Hello my survivor friends.  For those of you dialing in from the future it in the beginning of April 2025.  This is the 16th episode of season 5 and we are rapidly careening towards a plot conclusion. 

These are troubling days.  First the radioactive pyroclastic flows swept over the bunker driven by the alien impacts.  Then the horrid wriggling assassin worms rose from the planet’s bowels to scour the land in filth.  Now we huddle together with our pointed sticks and listen to the rains sweep the toxics trees. 

I have two audio podcasts.  This one, After the Apocalypse and another, interview-based podcast about running called RunRunLive. 

I’ll give you a glimpse into the sausage making so you can have an idea of the the vastly different way you and I experience these productions!  Your watching the end result.  I’m laying the bricks and spreading the mortar!

The way podcasts work, for me anyhow, is that I write the episode.  This is the hardest part.  The big creative leap. 

This writing takes me 4-8 hours depending on how zeroed in I am on the scenes and plot.  I pass the draft by my volunteer editing team and they give me suggestions.  I read back through it a few more times and do some rewrites and edits. 

Then I send it off to Robert to do the voice work.  At this point, 5 seasons in, he and I are in pretty good synchronization.  He takes the script into the studio and records it and sends me the resulting audio. 

I then listen to the audio with the script open and catch any mistakes or adjustments.  In the early seasons we may have thrown out an entire recording, but we’ve gotten to the point that there may be no changes needed at all. I combination of me writing better material and him knowing what I want.

The resulting audio is what I put into the final show. 

In parallel I’m writing these outro comments.  I read those into audio and edit them.  Then I suck all the audio with the music up into my editing tool and string it all together.  The end result of this is the final MP3 digital audio file. 

I’m not quite done.  I take that MP3 file and add all the meta-data, the notes and the graphic.  This is why if you open the notes in your podcast player you will see stuff, and when you play it in your car it will show my name and the podcast name, etc.  That’s all the metadata.

Once I have that complete file I go over to Acast, where I host the show and post it up for release. 

That’s how it ends up in your podcast player where you experience it as a continuous story. 

The cool thing about this podcast is that it is ‘evergreen’.  Which means, even though you may be starting Season 1 today, your experience should be the same as someone who started season 1 five years ago or five years from now.  Point being, the content doesn’t go bad. 

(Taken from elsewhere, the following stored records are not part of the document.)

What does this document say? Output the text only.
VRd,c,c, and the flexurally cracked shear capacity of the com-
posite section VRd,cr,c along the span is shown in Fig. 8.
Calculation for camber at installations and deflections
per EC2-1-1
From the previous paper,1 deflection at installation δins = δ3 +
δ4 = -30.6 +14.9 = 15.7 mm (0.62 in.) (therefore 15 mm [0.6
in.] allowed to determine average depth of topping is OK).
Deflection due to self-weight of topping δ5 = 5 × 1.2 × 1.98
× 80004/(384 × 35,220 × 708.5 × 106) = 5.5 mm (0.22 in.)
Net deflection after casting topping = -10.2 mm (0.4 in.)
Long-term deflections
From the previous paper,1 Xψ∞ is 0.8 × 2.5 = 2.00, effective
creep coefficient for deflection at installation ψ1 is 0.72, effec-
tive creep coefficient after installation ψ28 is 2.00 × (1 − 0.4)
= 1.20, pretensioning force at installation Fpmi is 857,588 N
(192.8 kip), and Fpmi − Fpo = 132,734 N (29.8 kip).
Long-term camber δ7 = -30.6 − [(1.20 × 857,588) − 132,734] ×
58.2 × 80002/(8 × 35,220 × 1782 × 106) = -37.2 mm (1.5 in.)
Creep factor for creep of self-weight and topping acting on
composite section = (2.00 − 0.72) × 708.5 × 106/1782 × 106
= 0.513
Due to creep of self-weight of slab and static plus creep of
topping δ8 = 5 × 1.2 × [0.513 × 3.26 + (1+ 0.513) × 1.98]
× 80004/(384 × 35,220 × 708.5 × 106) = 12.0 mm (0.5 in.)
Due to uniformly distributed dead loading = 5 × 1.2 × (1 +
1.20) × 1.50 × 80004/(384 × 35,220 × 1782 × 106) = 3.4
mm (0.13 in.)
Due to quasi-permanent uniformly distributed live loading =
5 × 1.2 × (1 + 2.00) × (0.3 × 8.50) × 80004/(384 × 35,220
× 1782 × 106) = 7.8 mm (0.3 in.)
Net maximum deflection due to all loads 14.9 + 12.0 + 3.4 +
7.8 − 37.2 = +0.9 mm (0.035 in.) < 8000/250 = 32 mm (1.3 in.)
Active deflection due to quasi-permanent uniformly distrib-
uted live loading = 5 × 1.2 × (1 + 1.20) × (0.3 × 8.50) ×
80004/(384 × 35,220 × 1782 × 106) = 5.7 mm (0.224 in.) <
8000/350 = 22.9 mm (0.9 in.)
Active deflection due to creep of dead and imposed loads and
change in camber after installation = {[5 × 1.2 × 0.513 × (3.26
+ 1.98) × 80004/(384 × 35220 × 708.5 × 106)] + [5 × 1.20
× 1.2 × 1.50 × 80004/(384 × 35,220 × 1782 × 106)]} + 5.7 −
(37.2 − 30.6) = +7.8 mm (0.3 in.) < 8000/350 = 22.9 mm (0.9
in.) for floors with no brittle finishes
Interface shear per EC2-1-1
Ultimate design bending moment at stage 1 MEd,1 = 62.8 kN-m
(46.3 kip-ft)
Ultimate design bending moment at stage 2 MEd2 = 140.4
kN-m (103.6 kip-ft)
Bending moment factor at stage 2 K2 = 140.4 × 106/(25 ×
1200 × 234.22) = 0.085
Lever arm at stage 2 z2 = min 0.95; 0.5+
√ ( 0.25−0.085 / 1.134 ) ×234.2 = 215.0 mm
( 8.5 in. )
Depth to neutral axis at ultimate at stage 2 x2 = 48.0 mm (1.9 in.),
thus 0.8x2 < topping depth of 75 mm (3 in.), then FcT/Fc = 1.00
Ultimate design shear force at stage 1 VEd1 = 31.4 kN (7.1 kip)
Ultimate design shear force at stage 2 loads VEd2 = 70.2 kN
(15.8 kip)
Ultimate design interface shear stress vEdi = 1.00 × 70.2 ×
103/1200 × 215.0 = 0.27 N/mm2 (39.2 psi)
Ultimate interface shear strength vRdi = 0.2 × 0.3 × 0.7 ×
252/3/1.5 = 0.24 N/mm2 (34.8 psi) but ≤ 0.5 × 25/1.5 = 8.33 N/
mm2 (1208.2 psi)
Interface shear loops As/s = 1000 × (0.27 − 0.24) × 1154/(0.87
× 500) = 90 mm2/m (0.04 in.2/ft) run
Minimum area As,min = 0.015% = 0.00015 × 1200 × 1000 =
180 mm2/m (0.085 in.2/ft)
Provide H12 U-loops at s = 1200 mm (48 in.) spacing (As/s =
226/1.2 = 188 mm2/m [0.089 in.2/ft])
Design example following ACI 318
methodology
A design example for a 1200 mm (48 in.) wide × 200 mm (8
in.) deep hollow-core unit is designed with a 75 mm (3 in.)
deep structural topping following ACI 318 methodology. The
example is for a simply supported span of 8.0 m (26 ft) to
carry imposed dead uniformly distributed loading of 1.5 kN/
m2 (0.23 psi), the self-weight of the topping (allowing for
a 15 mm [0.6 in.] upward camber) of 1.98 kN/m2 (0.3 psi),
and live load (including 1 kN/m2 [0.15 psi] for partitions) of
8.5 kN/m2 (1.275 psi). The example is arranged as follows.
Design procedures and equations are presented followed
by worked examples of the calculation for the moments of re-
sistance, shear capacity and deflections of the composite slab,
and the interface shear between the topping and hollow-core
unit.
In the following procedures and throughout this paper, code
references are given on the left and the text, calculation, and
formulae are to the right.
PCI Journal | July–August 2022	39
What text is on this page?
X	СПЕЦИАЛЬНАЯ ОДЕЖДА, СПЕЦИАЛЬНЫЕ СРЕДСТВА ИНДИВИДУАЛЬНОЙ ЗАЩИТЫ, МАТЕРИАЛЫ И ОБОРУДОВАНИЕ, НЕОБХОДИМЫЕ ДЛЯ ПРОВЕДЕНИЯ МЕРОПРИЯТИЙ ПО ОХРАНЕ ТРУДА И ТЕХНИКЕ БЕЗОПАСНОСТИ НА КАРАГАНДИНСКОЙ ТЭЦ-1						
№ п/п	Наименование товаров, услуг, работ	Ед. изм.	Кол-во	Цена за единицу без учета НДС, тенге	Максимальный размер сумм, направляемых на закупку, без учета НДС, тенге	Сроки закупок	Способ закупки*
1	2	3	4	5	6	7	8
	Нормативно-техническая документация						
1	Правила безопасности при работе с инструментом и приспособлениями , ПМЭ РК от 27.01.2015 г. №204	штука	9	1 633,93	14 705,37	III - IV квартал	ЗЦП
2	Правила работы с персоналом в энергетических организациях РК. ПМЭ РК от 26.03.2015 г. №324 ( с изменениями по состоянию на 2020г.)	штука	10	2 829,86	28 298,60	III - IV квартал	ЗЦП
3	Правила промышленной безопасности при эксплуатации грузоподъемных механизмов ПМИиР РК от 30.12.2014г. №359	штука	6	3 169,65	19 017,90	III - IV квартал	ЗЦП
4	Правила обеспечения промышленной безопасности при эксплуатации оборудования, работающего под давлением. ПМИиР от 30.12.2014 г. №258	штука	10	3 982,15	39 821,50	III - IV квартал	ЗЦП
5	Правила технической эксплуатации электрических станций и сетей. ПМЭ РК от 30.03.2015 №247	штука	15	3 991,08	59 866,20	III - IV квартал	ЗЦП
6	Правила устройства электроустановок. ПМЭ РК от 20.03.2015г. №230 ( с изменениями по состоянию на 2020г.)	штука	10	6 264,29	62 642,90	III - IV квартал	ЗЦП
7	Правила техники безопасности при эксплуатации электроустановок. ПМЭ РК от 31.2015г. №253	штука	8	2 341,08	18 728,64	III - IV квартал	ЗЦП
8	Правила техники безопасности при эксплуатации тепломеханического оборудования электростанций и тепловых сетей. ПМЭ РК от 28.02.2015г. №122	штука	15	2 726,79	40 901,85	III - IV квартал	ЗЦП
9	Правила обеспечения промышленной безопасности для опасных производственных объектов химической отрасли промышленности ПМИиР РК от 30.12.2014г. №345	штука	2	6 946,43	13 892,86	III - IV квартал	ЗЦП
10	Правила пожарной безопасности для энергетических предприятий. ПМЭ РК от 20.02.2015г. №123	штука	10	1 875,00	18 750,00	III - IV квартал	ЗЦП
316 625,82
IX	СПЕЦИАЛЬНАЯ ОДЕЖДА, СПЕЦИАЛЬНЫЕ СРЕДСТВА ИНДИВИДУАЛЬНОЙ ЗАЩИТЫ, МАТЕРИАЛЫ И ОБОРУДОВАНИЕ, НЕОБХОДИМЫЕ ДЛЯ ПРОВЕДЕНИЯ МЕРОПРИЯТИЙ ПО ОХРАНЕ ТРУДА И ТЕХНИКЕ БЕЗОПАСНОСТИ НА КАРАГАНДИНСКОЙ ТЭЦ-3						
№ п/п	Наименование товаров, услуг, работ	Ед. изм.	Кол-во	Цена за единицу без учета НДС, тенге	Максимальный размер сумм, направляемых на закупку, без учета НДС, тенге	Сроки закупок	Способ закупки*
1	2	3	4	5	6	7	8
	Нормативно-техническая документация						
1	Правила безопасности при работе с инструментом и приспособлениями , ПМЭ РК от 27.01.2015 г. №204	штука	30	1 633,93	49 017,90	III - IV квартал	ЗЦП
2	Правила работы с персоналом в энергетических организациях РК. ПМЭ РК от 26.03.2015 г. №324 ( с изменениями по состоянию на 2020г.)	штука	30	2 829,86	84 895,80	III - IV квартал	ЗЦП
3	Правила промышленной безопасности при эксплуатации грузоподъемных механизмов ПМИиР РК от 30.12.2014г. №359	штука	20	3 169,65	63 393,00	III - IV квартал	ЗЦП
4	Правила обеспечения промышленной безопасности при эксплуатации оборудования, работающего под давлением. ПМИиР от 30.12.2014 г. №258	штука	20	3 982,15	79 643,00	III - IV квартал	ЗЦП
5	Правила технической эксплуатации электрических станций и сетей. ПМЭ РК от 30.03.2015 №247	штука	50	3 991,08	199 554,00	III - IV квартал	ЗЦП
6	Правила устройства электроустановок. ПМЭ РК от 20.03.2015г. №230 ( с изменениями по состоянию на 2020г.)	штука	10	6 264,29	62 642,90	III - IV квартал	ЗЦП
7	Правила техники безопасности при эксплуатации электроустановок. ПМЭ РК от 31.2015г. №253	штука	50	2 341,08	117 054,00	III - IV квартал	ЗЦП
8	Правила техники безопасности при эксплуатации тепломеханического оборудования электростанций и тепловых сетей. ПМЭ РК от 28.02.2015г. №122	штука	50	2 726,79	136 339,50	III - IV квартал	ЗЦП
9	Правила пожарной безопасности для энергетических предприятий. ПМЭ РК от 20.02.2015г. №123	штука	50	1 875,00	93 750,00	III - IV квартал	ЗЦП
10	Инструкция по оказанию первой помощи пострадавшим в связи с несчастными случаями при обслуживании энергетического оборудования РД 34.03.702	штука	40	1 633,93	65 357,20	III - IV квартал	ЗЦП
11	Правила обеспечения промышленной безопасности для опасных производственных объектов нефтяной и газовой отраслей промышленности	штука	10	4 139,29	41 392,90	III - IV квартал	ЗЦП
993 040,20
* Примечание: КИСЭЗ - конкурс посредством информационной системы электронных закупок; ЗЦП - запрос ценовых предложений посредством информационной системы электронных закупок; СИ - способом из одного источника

That’s why it’s always amusing to me when I get comments on the early episodes. 

I’m not going to go off on comments in general because you know how that is.  I get the full range of haters to advocates.  I do my best to respond with authenticity.  We’re all on different paths and I’m not responsible for everyone’s emotional state. 

But, this week it struck me as funny that I got a comment on season 2 episode 3 – The Hungry River – where Bill jumps into the river to save Timmy.  Here’s the comment.

I am soooo mad that Bill is gone…. I just can’t handle it. He was the best character in this whole book. And you just had to kill him off!!! I need therapy now. Thanks”

I just love how deeply connected people are to the dog.  This was doubly funny to me because I’m currently working on the season 2 manuscript to turn it into Book 2.  And I remember specifically writing this bit to get that response from people.  So it makes me kinda smug that my storytelling is doing what it is supposed to do. 

I’ve got a lot of personal stuff going on this week, (What?  You do something besides write podcast?)

Yes I do. 

Please wander over to the bunker commissary and buy a copy of the first book.  I would very much appreciate it. 

So my friends, grab one of those long shovels and get to work.  We need to clear the toxic mud from the bunker’s entrance so we can get outside and plant our crops.  Thrust your spade well into the crumbling dirt and keep surviving.